Belum tentu kita telah bebas dari ancaman itu. Bisa jadi kita telah melupakan
ribuan kezhaliman yang telah kita perbuat di masa lalu, tapi allah tidak pernah
lupa.
Bisa jadi kita telah berhutang lalu menggugurkan niat
untuk membayarnya, karena meyangka bahwa orang yang berhak telah melupakannya.
Dan memang, boleh jadi pemilik piutang telah lupa, tapi allah tidak akan
melupakannya.
Bisa jadi kita telah menipu takaran dan timbangan, baik
saat membeli atau menjual. Meskipun yang ditipu tidak menuntut di dunia, atau bahkan
tidak menyadarinya, namun allah mengetahuinya. Begitupun dengan cacian, calaan,
atau kata kata yang menyakitkan tertuju kepada saudaranya muslim. Dan masih
banyak lagi berbagai bentuk kezhaliman yang mungkin pernah kita lakukan, atau
bisa jadi hingga sekarang sebagian kezhaliman itu masih berlangsung.
Balasan yang tidak disegerakan di dunia, bukan berarti
allah tidak menghitungnya, tidak pula berarti hapus begitu saja. Imam ahmad bin
hambal juga mengigatkan, ''ketahuilah bahwa kebaikan tidak akan sia sia, dan
dosa tiada dilupakan begitu saja.''
Bisa jadi seseorang telah merasa aman dari akibatnya,
namun tiba tiba balasan dating seketika, sehingga mata terbelakak karenanya,
pikiran linglung dibuatnya, dan hatipun hampa karena tak ada persiapan untuk menghadapinya.

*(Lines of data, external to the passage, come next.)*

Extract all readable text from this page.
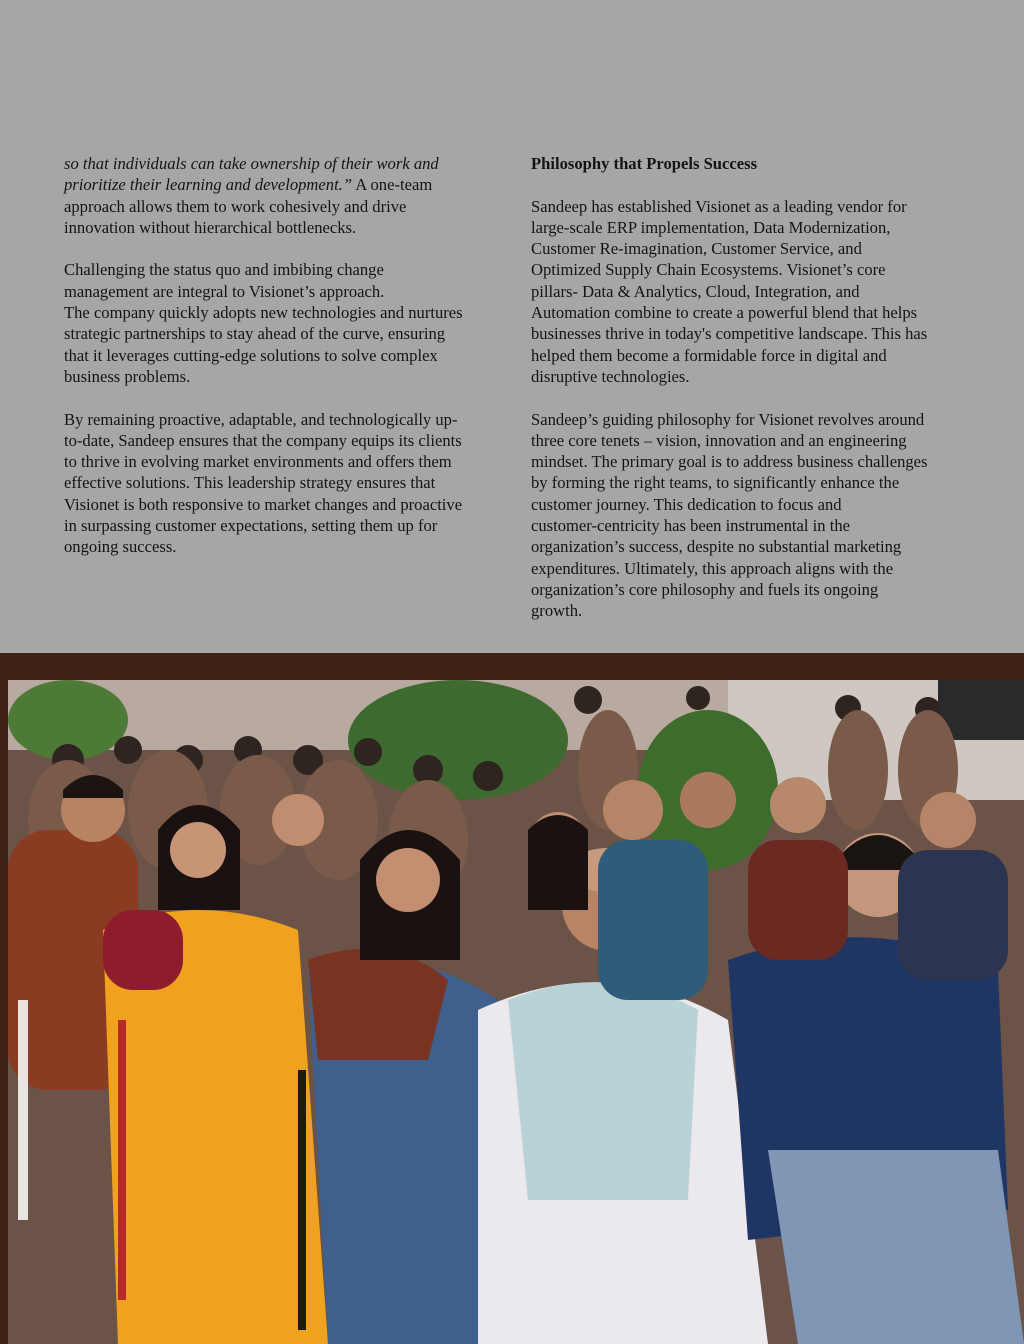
so that individuals can take ownership of their work and
prioritize their learning and development.” A one-team
approach allows them to work cohesively and drive
innovation without hierarchical bottlenecks.

Challenging the status quo and imbibing change
management are integral to Visionet’s approach.
The company quickly adopts new technologies and nurtures
strategic partnerships to stay ahead of the curve, ensuring
that it leverages cutting-edge solutions to solve complex
business problems.

By remaining proactive, adaptable, and technologically up-
to-date, Sandeep ensures that the company equips its clients
to thrive in evolving market environments and offers them
effective solutions. This leadership strategy ensures that
Visionet is both responsive to market changes and proactive
in surpassing customer expectations, setting them up for
ongoing success.

Philosophy that Propels Success

Sandeep has established Visionet as a leading vendor for
large-scale ERP implementation, Data Modernization,
Customer Re-imagination, Customer Service, and
Optimized Supply Chain Ecosystems. Visionet’s core
pillars- Data & Analytics, Cloud, Integration, and
Automation combine to create a powerful blend that helps
businesses thrive in today's competitive landscape. This has
helped them become a formidable force in digital and
disruptive technologies.

Sandeep’s guiding philosophy for Visionet revolves around
three core tenets – vision, innovation and an engineering
mindset. The primary goal is to address business challenges
by forming the right teams, to significantly enhance the
customer journey. This dedication to focus and
customer-centricity has been instrumental in the
organization’s success, despite no substantial marketing
expenditures. Ultimately, this approach aligns with the
organization’s core philosophy and fuels its ongoing
growth.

Di dalam shahihain, di sebutkan bahwa rasulallah saw bersabda,
إن الله يملي للظالم . فإذا أخذه لم يفلته
''sesungguhnya allah menangguhkan balasan bagi orang yang
zhalim, hingga ketika ia membalasnya, allah tidak akan melepaskannya.''
lalu beliau membaca firman allah,
وَكَذَلِكَ أَخْذُ رَبِّكَ إِذَا أَخَذَ الْقُرَى وَهِيَ
ظَالِمَةٌ إِنَّ أَخْذَهُ أَلِيمٌ شَدِيدٌ
'' Dan begitulah azab Tuhanmu, apabila Dia mengazab penduduk
negeri-negeri yang berbuat zalim. Sesungguhnya azab-Nya itu adalah sangat pedih
lagi keras.''(Qs. Hud:102)
Taubat Dari Kezhaliman
Sungguh, menghadap allah dalam kondisi dizhalimi lalu
bersabar sehingga mendapatkan pahala, itu lebih baik dari pada datang dalam
keadaan berlaku zhalim. Yang karenanya, kebaikan kita bisa jadi akan ludes
untuk melunasi kezhaliman yang kita lakukan, na'uzhu billah.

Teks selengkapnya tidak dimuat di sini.